So this is a strange situation where no change in interest rates is actually news worthy. In response to the announcement, the stock market seems to have responded positively. But the real news is that low interest rates mean that the government’s out of control spending is going to continue to enjoy low interest rates making their over-spending less unaffordable. I’m deliberately using a double negative here because the spending isn’t affordable at all, it’s less unaffordable with lower interest rates. 
For us as real estate investors, short term loans are typically linked to short term rates like LIBOR, and permanent financing is typically linked to the yield on the 10 year treasury. That’s why Wednesday’s news is actually news for real estate investors. Yields on the 10 year treasury fell to the lowest level since November 2016. The rate now stands at 1.98%. That means that the rate for most HUD and agency loans will be solidly below 4% for the first time in a couple of years. Now is the time to position your portfolios to take advantage of the lower interest rates. If you start the process in June, by the time you exit the underwriting process in July, you will likely see an even lower rate locking into your permanent financing. 

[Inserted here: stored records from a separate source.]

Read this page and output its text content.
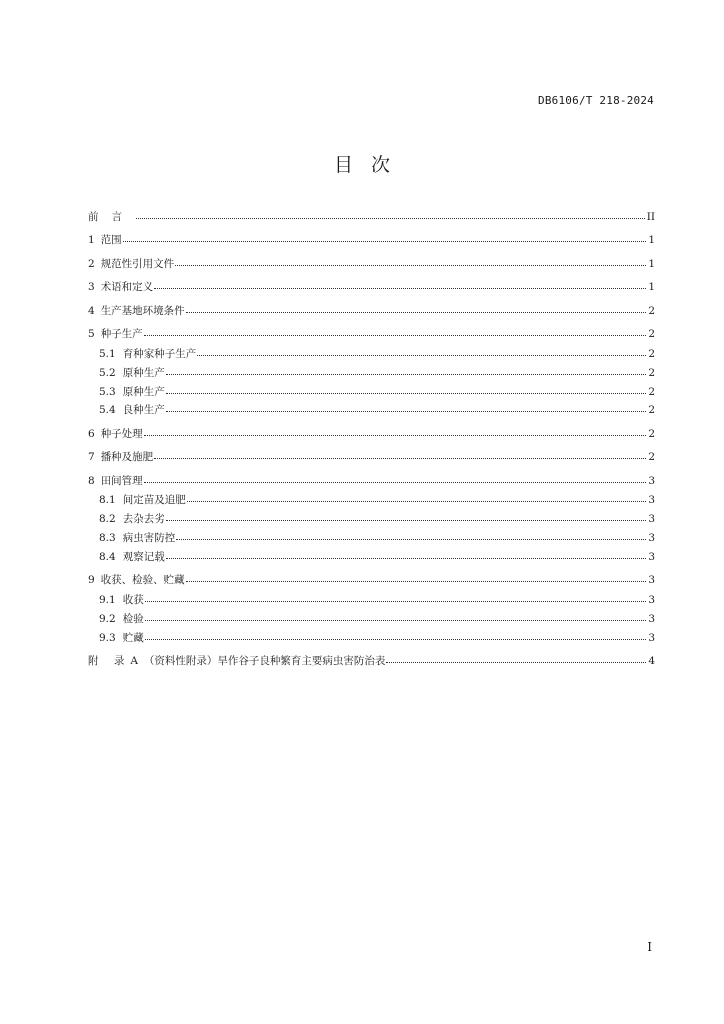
DB6106/T 218-2024
目 次
前言	II
1 范围	1
2 规范性引用文件	1
3 术语和定义	1
4 生产基地环境条件	2
5 种子生产	2
5.1 育种家种子生产	2
5.2 原种生产	2
5.3 原种生产	2
5.4 良种生产	2
6 种子处理	2
7 播种及施肥	2
8 田间管理	3
8.1 间定苗及追肥	3
8.2 去杂去劣	3
8.3 病虫害防控	3
8.4 观察记载	3
9 收获、检验、贮藏	3
9.1 收获	3
9.2 检验	3
9.3 贮藏	3
附 录A （资料性附录）旱作谷子良种繁育主要病虫害防治表	4
I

These financings take considerable time. The lender has to underwrite the deal, the market conditions, and the borrower. The commercial appraisal won’t be ordered immediately. That’s typically one of the last steps in the underwriting process and typically takes several weeks to complete. 
So if you want to take advantage of lower interest rates that are here now, and in our near future, now is the time to start the process to rate lock for the long term.